Mekotekan, Tradisi Tolak Bala Desa Adat Munggu

MINGGU, 21 FEBRUARI 2016
Jurnalis: Bobby Andalan / Editor: : Gani Khair / Sumber foto: Bobby Andalan

BALI—Warga Bali tak pernah habis akan kekayaan adat, tradisi dan budayanya. Seperti yang dilakukan umat Hindu di desa adat Munggu, Kecamatan Mengwi, Kabupaten Badung.
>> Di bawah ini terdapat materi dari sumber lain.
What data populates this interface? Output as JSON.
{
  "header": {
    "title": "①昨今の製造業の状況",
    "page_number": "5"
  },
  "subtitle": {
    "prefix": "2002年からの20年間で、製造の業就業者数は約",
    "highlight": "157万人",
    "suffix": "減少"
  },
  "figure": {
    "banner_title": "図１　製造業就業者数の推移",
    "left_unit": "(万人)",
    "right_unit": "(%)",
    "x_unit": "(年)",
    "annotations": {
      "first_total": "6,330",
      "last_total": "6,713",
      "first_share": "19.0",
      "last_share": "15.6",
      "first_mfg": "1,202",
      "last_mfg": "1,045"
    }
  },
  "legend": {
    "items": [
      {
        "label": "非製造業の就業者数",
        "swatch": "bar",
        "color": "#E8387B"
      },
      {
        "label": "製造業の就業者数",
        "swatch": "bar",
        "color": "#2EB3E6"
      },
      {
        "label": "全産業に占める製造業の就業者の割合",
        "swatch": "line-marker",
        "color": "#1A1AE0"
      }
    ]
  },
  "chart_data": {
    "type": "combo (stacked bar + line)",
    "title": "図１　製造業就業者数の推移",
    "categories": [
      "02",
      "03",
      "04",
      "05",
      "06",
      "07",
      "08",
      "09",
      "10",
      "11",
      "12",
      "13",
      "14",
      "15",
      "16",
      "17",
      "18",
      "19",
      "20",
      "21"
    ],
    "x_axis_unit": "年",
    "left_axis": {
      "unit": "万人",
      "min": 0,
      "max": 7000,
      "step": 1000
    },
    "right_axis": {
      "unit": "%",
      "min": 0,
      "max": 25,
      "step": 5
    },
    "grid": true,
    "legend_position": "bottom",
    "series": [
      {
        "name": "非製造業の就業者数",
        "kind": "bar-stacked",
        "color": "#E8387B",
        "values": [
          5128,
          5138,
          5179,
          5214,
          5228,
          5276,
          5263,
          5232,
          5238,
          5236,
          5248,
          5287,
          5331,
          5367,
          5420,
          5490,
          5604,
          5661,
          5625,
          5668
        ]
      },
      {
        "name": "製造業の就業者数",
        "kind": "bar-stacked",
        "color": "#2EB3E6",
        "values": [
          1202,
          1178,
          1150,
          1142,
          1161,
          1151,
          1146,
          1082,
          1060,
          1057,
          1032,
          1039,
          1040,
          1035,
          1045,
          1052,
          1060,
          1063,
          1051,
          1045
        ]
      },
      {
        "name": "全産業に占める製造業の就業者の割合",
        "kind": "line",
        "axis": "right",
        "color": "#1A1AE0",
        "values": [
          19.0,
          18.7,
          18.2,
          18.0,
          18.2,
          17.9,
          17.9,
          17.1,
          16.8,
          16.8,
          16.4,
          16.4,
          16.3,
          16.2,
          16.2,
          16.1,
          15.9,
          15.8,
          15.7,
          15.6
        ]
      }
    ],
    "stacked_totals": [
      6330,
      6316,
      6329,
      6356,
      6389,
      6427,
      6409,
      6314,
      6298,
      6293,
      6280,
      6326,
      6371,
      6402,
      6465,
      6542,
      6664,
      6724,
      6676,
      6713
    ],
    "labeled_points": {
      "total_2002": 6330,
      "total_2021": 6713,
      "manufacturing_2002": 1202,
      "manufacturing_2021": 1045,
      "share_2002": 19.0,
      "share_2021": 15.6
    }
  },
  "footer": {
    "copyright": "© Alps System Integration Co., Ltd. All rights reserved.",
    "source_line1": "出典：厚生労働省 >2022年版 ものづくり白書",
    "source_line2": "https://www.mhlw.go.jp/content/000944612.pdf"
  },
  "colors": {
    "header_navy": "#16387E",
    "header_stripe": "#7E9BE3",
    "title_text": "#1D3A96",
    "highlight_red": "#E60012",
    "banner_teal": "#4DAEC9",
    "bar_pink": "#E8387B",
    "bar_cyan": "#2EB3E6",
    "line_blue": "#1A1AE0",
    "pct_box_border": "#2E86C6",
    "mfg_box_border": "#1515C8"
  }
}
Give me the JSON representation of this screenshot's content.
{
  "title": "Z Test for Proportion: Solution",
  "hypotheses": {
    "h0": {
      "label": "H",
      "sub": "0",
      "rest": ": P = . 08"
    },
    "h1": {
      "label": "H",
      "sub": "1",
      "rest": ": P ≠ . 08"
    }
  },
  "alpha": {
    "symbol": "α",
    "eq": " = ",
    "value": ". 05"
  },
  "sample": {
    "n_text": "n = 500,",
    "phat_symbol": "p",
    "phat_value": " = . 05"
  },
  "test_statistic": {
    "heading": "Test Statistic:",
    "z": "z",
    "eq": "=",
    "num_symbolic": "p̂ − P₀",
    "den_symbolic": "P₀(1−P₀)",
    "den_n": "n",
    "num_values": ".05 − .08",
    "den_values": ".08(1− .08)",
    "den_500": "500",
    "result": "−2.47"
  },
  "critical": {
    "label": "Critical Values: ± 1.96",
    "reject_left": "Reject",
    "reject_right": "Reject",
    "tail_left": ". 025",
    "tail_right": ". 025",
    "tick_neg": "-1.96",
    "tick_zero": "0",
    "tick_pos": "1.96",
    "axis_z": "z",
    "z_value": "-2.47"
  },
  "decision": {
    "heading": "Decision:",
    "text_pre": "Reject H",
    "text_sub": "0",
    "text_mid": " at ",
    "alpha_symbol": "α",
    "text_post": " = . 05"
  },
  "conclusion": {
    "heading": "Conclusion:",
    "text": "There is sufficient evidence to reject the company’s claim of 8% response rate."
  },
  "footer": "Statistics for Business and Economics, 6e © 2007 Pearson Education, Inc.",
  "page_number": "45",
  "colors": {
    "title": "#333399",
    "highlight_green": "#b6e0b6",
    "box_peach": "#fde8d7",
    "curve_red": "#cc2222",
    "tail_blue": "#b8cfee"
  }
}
Warga disini menggelar tradisi Mekotekan yang merupakan warisan turun temurun. Tradisi Mekotekan digelar untuk menolak bala yang khusus dilaksanakan pada Hari Raya Kuningan di Jalan Raya Munggu, Mengwi.
Tradisi Mekotekan ini dilaksanakan setiap enam bulan sekali dalam kalender Bali dan sudah ada sejak tahun 1934. Bendesa Adat Munggu, I Made Rai Sujana memaparkan bahwa acara tradisi itu merupakan bagian dari ritual tolak bala untuk masyarakat Bali khususnya di kawasan Munggu.
“Acara ini setiap enam bulan dilaksanakan. Ini sebagai bentuk kepercayaan kami warga Munggu agar terbebas dari marabahaya dan penyakit,” paparnya kepada wartawan yang hadir di acara Mekotekan.
Prosesi gerebek Mekotek diikuti oleh ribuan warga Munggu yang terdiri dari 12 Banjar diikuti oleh kaum pria. Mereka mengelilingi kampung dengan melakukan tarian Mekotekan dalam rangka merayakan Hari Raya Kuningan.
Dahulu, perayaan Mekotek menggunakan besi, yang memberikan semangat juang untuk ke medan perang atau dari medan perang. Namun, karena banyak peserta yang terluka, maka tombak dari besi tersebut diganti dengan tongkat dari kayu pulet yang sudah dikupas kulitnya dan diukur panjangnya sekitar 2-3,5 meter.
Para peserta diwajibkan mengenakan pakaian adat madya yaitu kancut dan udeng batik dan berkumpul di Pura Dalem Munggu. Setelah berkumpul, mereka melakukan persembahyangan dan ucapan terima kasih atas hasil perkebunan. Setelah itu, seluruh peserta melakukan pawai menuju sumber air di kampung Munggu. Upacara ini diikuti oleh 2000 peserta, yakni penduduk Munggu yang terdiri dari 15 banjar turun ke jalan dari usia 12 hingga 60 tahun. Para peserta dibagi dalam kelompok-kelompok yang setiap kelompok terdiri dari 50 orang. Tongkat kayu yang dibawa, diadu di atas udara membentuk piramida atau kerucut.
Bagi peserta yang punya nyali, naik ke puncak kumpulan tongkat kayu tersebut dan berdiri diatasnya dan memberikan komando semangat bagi kelompoknya. Hal yang sama juga dilakukan oleh kelompok lain. Komando yang diberikan oleh orang yang berada di puncak tongkat adalah menabrak kumpulan tongkat lawan atau kelompok lain. Tradisi Mekotek ini diiringi dengan gamelan untuk menyemangati para peserta.
Untuk mengamankan acara dan melancarkan arus lalu lintas, Polsek Mengwi menurunkan sedikitnya satu kompi sabhara bersenjata lengkap.
Sebanyak empat titik di sekitar Jalan Raya Munggu dibuat sistem buka tutup selama acara Mekotekan berlangsung sejak pukul 13.00-17.00 WITA.
Lihat juga...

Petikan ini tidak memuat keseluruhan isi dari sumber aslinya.